Etherpad for meeting notes: http://firuta.huh.harvard.edu:9000/FP-2013Oct09
- Summary of Friday Tech Call.
- Report: Progress on Date Validation.
- On table with Kansas: Using Species Analyst services for occurrence QC. We have an occurrence with a taxon name and a georeference: what would we like in a service to check if this occurrence is an outlier for a species distribution model for this species?
- Discussion: Approaches to repeated QC requests for same records.
- Report: Progress on unpack of current copy of GBIF cache.
- Discussion: Duplicate Finding Find_Duplicates. State of old code, Lucene, etc.
- SCAN TCN Support
- Report: Sanity Checking, further assessment of lower number of new annotations as opposed to new records in omoccurdeterminations.
- Report: MCZbase Driver
- NEVP TCN Support
- Report: Preparations to update Annotation Processor Deployment at UNH.
- Report: Specify-HUH driver
- FP Infrastructure
- Report: FP Node Refactoring
- Report: Annotation Processor Enhancements
- InvertENet TCN Proposal
- Further Discussion: Duplicate Finding Find_Duplicates. State of old code, Lucene, etc.
- Discussion: NEVP New Occurrence record ingest process from Specify instances.
For Future meetings
- dwcFP and DarwinCore RDF guide - feedback.
- Prospective meetings, development targets.
- Jim Beach visited on Tuesday morning. Discussed Specify at HUH, also touched on FP issues. Some work progressing on Symbiota ingest of exported data from Specify. Mentioned OAI/PMH harvesting, AnnotationProcessor/Driver, and FP-Lite. Species Analyst was mentioned, put a QC service for occurrence point data against environmental models for species distribution on the table.
Present: Maureen, Chuck, James, Jim, Bertram, Sven, Tianhong
1. touch base 2. tech discussion
where is finding duplicates launched?
Paul notes: See the use case documentation Find_Duplicates (1) Duplicate detection is a background process done on harvest of the data (directly from participating Specify instances in ApplePie). (2) Finding duplicates by collector name/collector number/date collected in native data entry applications (Specify workbench, Specify CollectionObject forms, Symbiota data transcription forms, HUH rapid data entry application, etc.).
- annotation processor should have a process for duplicate detection like other workflows
Paul notes: No: The annotation processor is not a data entry application. We did a prototype demonstration of duplicate finding there, but duplicate finding must be implemented in native data entry environments.

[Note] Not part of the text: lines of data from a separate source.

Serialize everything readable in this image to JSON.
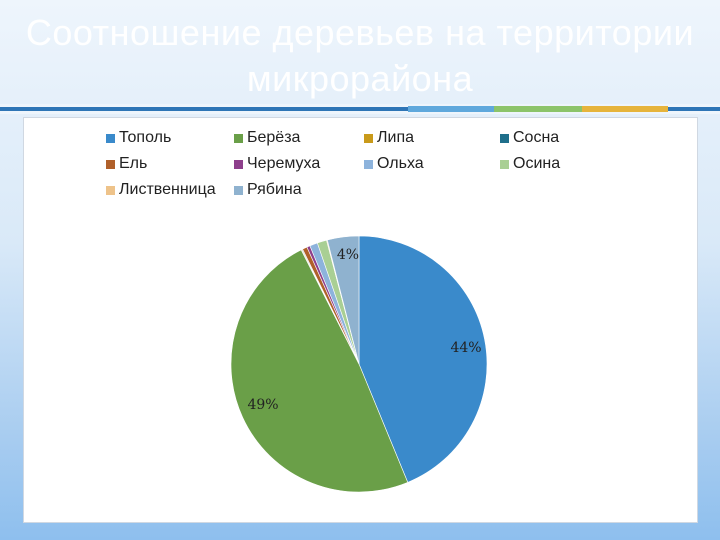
{
  "slide": {
    "title": "Соотношение деревьев на территории микрорайона"
  },
  "theme": {
    "title_color": "#ffffff",
    "rule_colors": [
      "#5fa8dc",
      "#8cc46a",
      "#e6b43c"
    ]
  },
  "chart_data": {
    "type": "pie",
    "legend_position": "top",
    "categories": [
      "Тополь",
      "Берёза",
      "Липа",
      "Сосна",
      "Ель",
      "Черемуха",
      "Ольха",
      "Осина",
      "Лиственница",
      "Рябина"
    ],
    "values": [
      44,
      49,
      0.1,
      0.1,
      0.6,
      0.4,
      1.0,
      1.2,
      0.1,
      4.0
    ],
    "colors": [
      "#3a8acb",
      "#6a9f48",
      "#c99a1a",
      "#1f6f8b",
      "#b0602a",
      "#8e3f8c",
      "#8db3dc",
      "#a9cf94",
      "#eec38a",
      "#8fb2cf"
    ],
    "data_labels": [
      {
        "index": 0,
        "text": "44%"
      },
      {
        "index": 1,
        "text": "49%"
      },
      {
        "index": 9,
        "text": "4%"
      }
    ]
  }
}
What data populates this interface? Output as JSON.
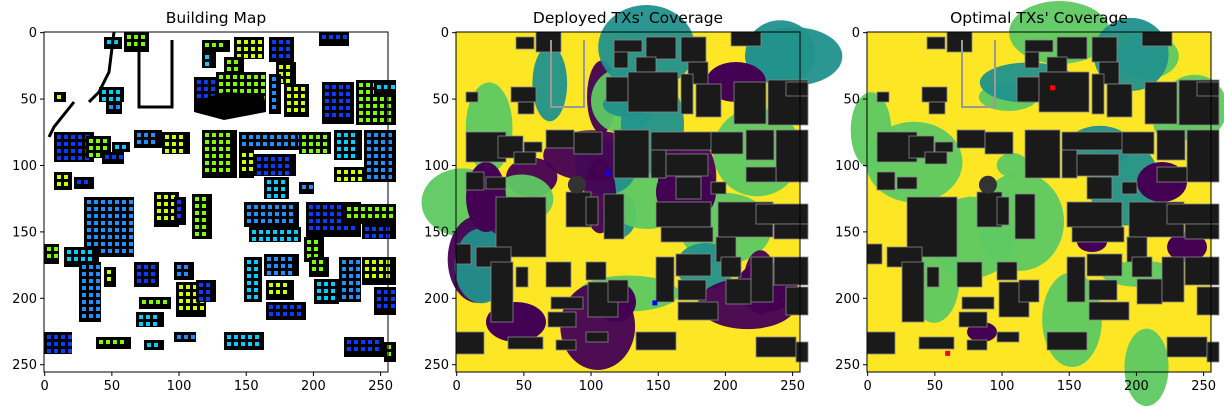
{
  "figure": {
    "panels": [
      {
        "title": "Building Map",
        "palette": {
          "background": "#ffffff",
          "building": "#000000",
          "markers": [
            "#7cfc00",
            "#ccff00",
            "#00d0ff",
            "#0a3cff",
            "#1e90ff"
          ]
        }
      },
      {
        "title": "Deployed TXs' Coverage",
        "palette": {
          "strong": "#fde725",
          "good": "#5ec962",
          "medium": "#21918c",
          "weak": "#440154",
          "building": "#1a1a1a",
          "tx": "#0000ff"
        }
      },
      {
        "title": "Optimal TXs' Coverage",
        "palette": {
          "strong": "#fde725",
          "good": "#5ec962",
          "medium": "#21918c",
          "weak": "#440154",
          "building": "#1a1a1a",
          "tx": "#ff0000"
        }
      }
    ]
  },
  "chart_data": [
    {
      "type": "heatmap",
      "title": "Building Map",
      "xlabel": "",
      "ylabel": "",
      "xlim": [
        0,
        256
      ],
      "ylim": [
        256,
        0
      ],
      "xticks": [
        0,
        50,
        100,
        150,
        200,
        250
      ],
      "yticks": [
        0,
        50,
        100,
        150,
        200,
        250
      ]
    },
    {
      "type": "heatmap",
      "title": "Deployed TXs' Coverage",
      "xlabel": "",
      "ylabel": "",
      "xlim": [
        0,
        256
      ],
      "ylim": [
        256,
        0
      ],
      "xticks": [
        0,
        50,
        100,
        150,
        200,
        250
      ],
      "yticks": [
        0,
        50,
        100,
        150,
        200,
        250
      ],
      "transmitters": [
        {
          "x": 113,
          "y": 106
        },
        {
          "x": 148,
          "y": 204
        }
      ]
    },
    {
      "type": "heatmap",
      "title": "Optimal TXs' Coverage",
      "xlabel": "",
      "ylabel": "",
      "xlim": [
        0,
        256
      ],
      "ylim": [
        256,
        0
      ],
      "xticks": [
        0,
        50,
        100,
        150,
        200,
        250
      ],
      "yticks": [
        0,
        50,
        100,
        150,
        200,
        250
      ],
      "transmitters": [
        {
          "x": 138,
          "y": 42
        },
        {
          "x": 60,
          "y": 242
        }
      ]
    }
  ]
}
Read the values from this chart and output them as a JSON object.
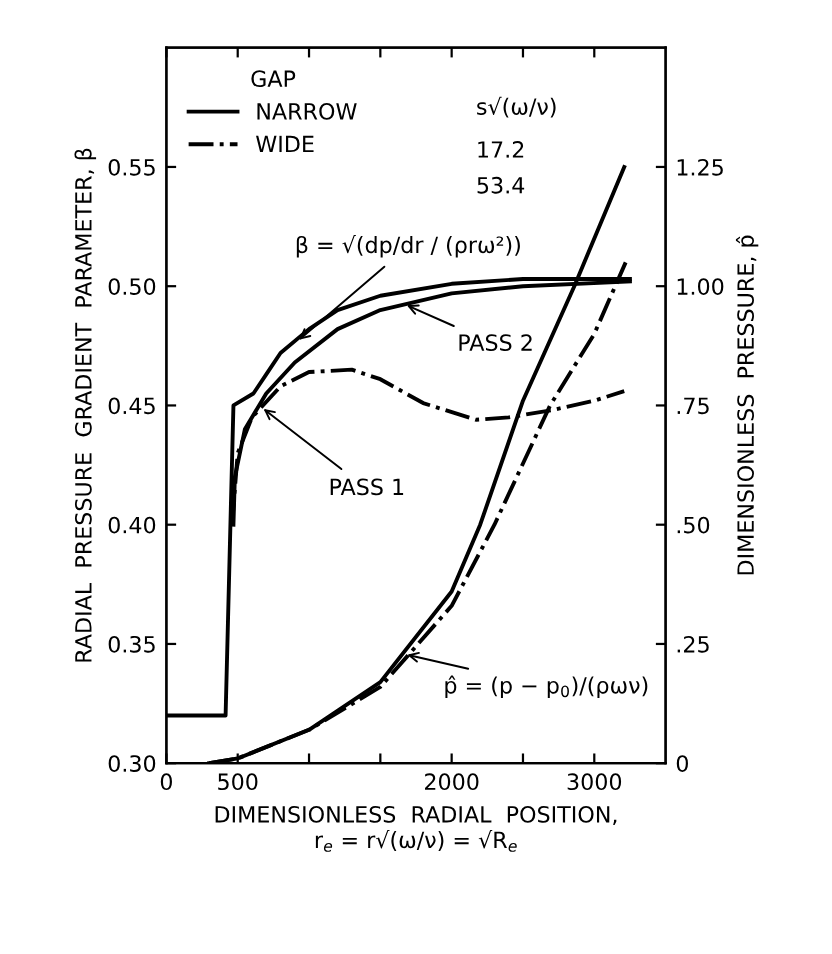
{
  "chart_data": {
    "type": "line",
    "xlabel": "DIMENSIONLESS  RADIAL  POSITION,\nr$_{e}$ = r√(ω/ν) = √R$_{e}$",
    "ylabel": "RADIAL  PRESSURE  GRADIENT  PARAMETER, β",
    "y2label": "DIMENSIONLESS  PRESSURE, p̂",
    "legend_title": "GAP",
    "legend": "top left",
    "xlim": [
      0,
      3500
    ],
    "xticks": [
      0,
      500,
      {
        "value": 1000,
        "label": null
      },
      {
        "value": 1500,
        "label": null
      },
      2000,
      {
        "value": 2500,
        "label": null
      },
      3000
    ],
    "ylim": [
      0.3,
      0.6
    ],
    "yticks": [
      {
        "value": 0.3,
        "label": "0.30"
      },
      {
        "value": 0.35,
        "label": "0.35"
      },
      {
        "value": 0.4,
        "label": "0.40"
      },
      {
        "value": 0.45,
        "label": "0.45"
      },
      {
        "value": 0.5,
        "label": "0.50"
      },
      {
        "value": 0.55,
        "label": "0.55"
      }
    ],
    "y2lim": [
      0,
      1.5
    ],
    "y2ticks": [
      0,
      {
        "value": 0.25,
        "label": ".25"
      },
      {
        "value": 0.5,
        "label": ".50"
      },
      {
        "value": 0.75,
        "label": ".75"
      },
      {
        "value": 1.0,
        "label": "1.00"
      },
      {
        "value": 1.25,
        "label": "1.25"
      }
    ],
    "grid": false,
    "marker": "none",
    "series": [
      {
        "name": "NARROW",
        "color": "#000000",
        "line_style": "solid",
        "x": [
          0,
          415,
          470,
          610,
          700,
          800,
          1000,
          1200,
          1500,
          2000,
          2500,
          3250
        ],
        "values": [
          0.32,
          0.32,
          0.45,
          0.455,
          0.463,
          0.472,
          0.482,
          0.49,
          0.496,
          0.501,
          0.503,
          0.503
        ]
      },
      {
        "color": "#000000",
        "line_style": "solid",
        "x": [
          470,
          480,
          550,
          700,
          900,
          1200,
          1500,
          2000,
          2500,
          3250
        ],
        "values": [
          0.4,
          0.42,
          0.44,
          0.455,
          0.468,
          0.482,
          0.49,
          0.497,
          0.5,
          0.502
        ]
      },
      {
        "name": "WIDE",
        "color": "#000000",
        "line_style": "dashdot",
        "x": [
          460,
          500,
          600,
          800,
          1000,
          1300,
          1500,
          1800,
          2170,
          2400,
          2700,
          3000,
          3210
        ],
        "values": [
          0.4,
          0.43,
          0.445,
          0.458,
          0.464,
          0.465,
          0.461,
          0.451,
          0.444,
          0.445,
          0.448,
          0.452,
          0.456
        ]
      },
      {
        "color": "#000000",
        "line_style": "solid",
        "axis": "y2",
        "x": [
          300,
          500,
          1000,
          1500,
          2000,
          2200,
          2500,
          2860,
          3210
        ],
        "values": [
          0,
          0.01,
          0.07,
          0.17,
          0.36,
          0.5,
          0.76,
          1.0,
          1.25
        ]
      },
      {
        "color": "#000000",
        "line_style": "dashdot",
        "axis": "y2",
        "x": [
          300,
          500,
          1000,
          1500,
          2000,
          2300,
          2690,
          3000,
          3220
        ],
        "values": [
          0,
          0.01,
          0.07,
          0.16,
          0.33,
          0.5,
          0.75,
          0.9,
          1.05
        ]
      }
    ],
    "annotations": [
      {
        "text": "PASS 1",
        "x": 650,
        "y": 0.45
      },
      {
        "text": "PASS 2",
        "x": 1650,
        "y": 0.493
      },
      {
        "text": "β = √(dp/dr / (ρrω²))",
        "x": 900,
        "y": 0.476
      },
      {
        "text": "p̂ = (p − p$_{0}$)/(ρων)",
        "x": 1650,
        "y": 0.346
      },
      "s√(ω/ν)",
      "17.2",
      "53.4"
    ]
  }
}
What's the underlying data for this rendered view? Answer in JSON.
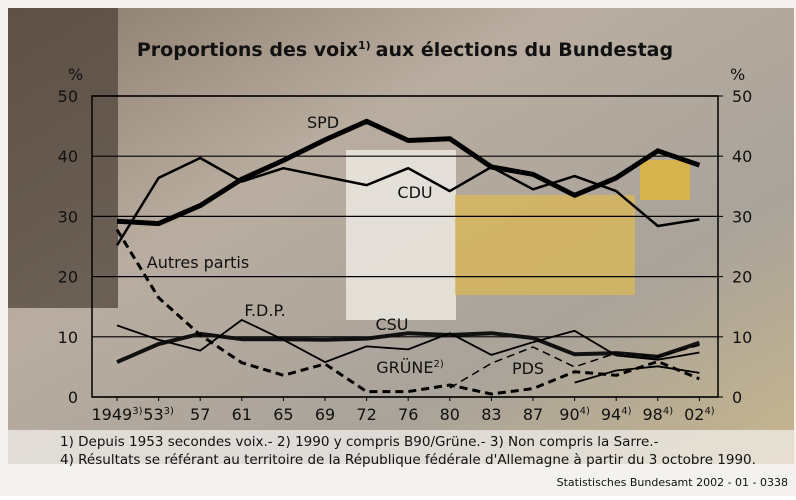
{
  "chart_data": {
    "type": "line",
    "title_parts": [
      "Proportions des voix",
      "1)",
      "aux élections du Bundestag"
    ],
    "y_unit": "%",
    "categories": [
      "1949",
      "53",
      "57",
      "61",
      "65",
      "69",
      "72",
      "76",
      "80",
      "83",
      "87",
      "90",
      "94",
      "98",
      "02"
    ],
    "category_notes": [
      "3)",
      "3)",
      null,
      null,
      null,
      null,
      null,
      null,
      null,
      null,
      null,
      "4)",
      "4)",
      "4)",
      "4)"
    ],
    "ylim": [
      0,
      50
    ],
    "yticks": [
      0,
      10,
      20,
      30,
      40,
      50
    ],
    "y2lim": [
      0,
      50
    ],
    "y2ticks": [
      0,
      10,
      20,
      30,
      40,
      50
    ],
    "grid": true,
    "series": [
      {
        "name": "SPD",
        "color": "#000000",
        "width": 5,
        "dashed": false,
        "values": [
          29.2,
          28.8,
          31.8,
          36.2,
          39.3,
          42.7,
          45.8,
          42.6,
          42.9,
          38.2,
          37.0,
          33.5,
          36.4,
          40.9,
          38.5
        ]
      },
      {
        "name": "CDU",
        "color": "#000000",
        "width": 2.5,
        "dashed": false,
        "values": [
          25.2,
          36.4,
          39.7,
          35.8,
          38.0,
          36.6,
          35.2,
          38.0,
          34.2,
          38.2,
          34.5,
          36.7,
          34.2,
          28.4,
          29.5
        ]
      },
      {
        "name": "CSU",
        "color": "#111111",
        "width": 4,
        "dashed": false,
        "values": [
          5.8,
          8.8,
          10.5,
          9.6,
          9.6,
          9.5,
          9.7,
          10.6,
          10.3,
          10.6,
          9.8,
          7.1,
          7.3,
          6.7,
          9.0
        ]
      },
      {
        "name": "F.D.P.",
        "color": "#000000",
        "width": 1.8,
        "dashed": false,
        "values": [
          11.9,
          9.5,
          7.7,
          12.8,
          9.5,
          5.8,
          8.4,
          7.9,
          10.6,
          7.0,
          9.1,
          11.0,
          6.9,
          6.2,
          7.4
        ]
      },
      {
        "name": "GRÜNE",
        "note": "2)",
        "color": "#000000",
        "width": 1.5,
        "dashed": true,
        "values": [
          null,
          null,
          null,
          null,
          null,
          null,
          null,
          null,
          1.5,
          5.6,
          8.3,
          5.0,
          7.3,
          6.7,
          8.6
        ]
      },
      {
        "name": "PDS",
        "color": "#000000",
        "width": 1.8,
        "dashed": false,
        "values": [
          null,
          null,
          null,
          null,
          null,
          null,
          null,
          null,
          null,
          null,
          null,
          2.4,
          4.4,
          5.1,
          4.0
        ]
      },
      {
        "name": "Autres partis",
        "color": "#000000",
        "width": 3,
        "dashed": true,
        "values": [
          27.8,
          16.5,
          10.3,
          5.7,
          3.6,
          5.5,
          0.9,
          0.9,
          2.0,
          0.5,
          1.4,
          4.2,
          3.6,
          5.9,
          3.0
        ]
      }
    ],
    "footnotes": [
      "1) Depuis 1953 secondes voix.- 2) 1990 y compris B90/Grüne.- 3) Non compris la Sarre.-",
      "4) Résultats se référant au territoire de la  République fédérale d'Allemagne à partir du  3 octobre 1990."
    ],
    "source": "Statistisches Bundesamt 2002 - 01 - 0338"
  }
}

- the analysis would compare each record in a collection with the gbif cache and return a report on matches
Paul notes: No. The GBIF cache is not our primary source for duplicate data, it is first a test platform, and second a possible supplement to the primary data that we harvest directly from Specify instances that are participating in ApplePie (the NEVP TCN network).
- use Scatter Gather Reconcile?
Paul notes: SGR uses a copy of the GBIF cache. It suffers from arbitrarily fuzzed and redacted data on endangered species, and arbitrary poor mappings to people's actual data sets. We need to implement the OAI/PMH harvesting mechanism with both provider and consumer on the client side, pushing harvests out to the Access point across network firewalls to obtain detailed occurrence records directly from participating Specify instances in ApplePie. We need to implement, test, and deploy this mechanism soon.
- might want to use the UI design
- the extra feature SGR doesn't have is the "consensus" record
Paul notes: An extra feature. SGR also uses a service based on the GBIF cache.
- analysis of existing SGR code in Specify -- Maureen
- have a look at MarcXimiL to see if anything there applies. http://marcximil.sourceforge.net/ -- Chuck
- functional definition of duplicate-- comparing two Simple Darwin Records, how do we know if the two are duplicates of each other?
- how to merge a set of > 2 duplicates into a consensus record --Maureen
- how to compose and format a report that advises the user of duplicates found during the duplicate detection analysis
- how to manage use of the gbif cache
- what input format, platform, etc? - how to keep current - currently: zipped SQL insert statements?? MySQL - download from GBIF; two versions: month old, several months old - how to make it usable, useful - where is the data physically hosted? Florida host?
Paul notes: The GBIF cache, as noted above, is a test bed for us. The real knowledge store that we will use for duplicate detection will need to be raw occurrence data harvested directly from ApplePie participants. Data harvested from the CNH Symbiota instance might supplement this, and the GBIF cache (in it's current snapshot) might supplement this. We don't expect to update the GBIF cache beyond our current copy.
- do we do validation of gbif data before match? in general, how do we do validation of consensus record? how do we integrate validation
Links & References:
Questions: - What was the Python code that maybe Tianhong was looking at?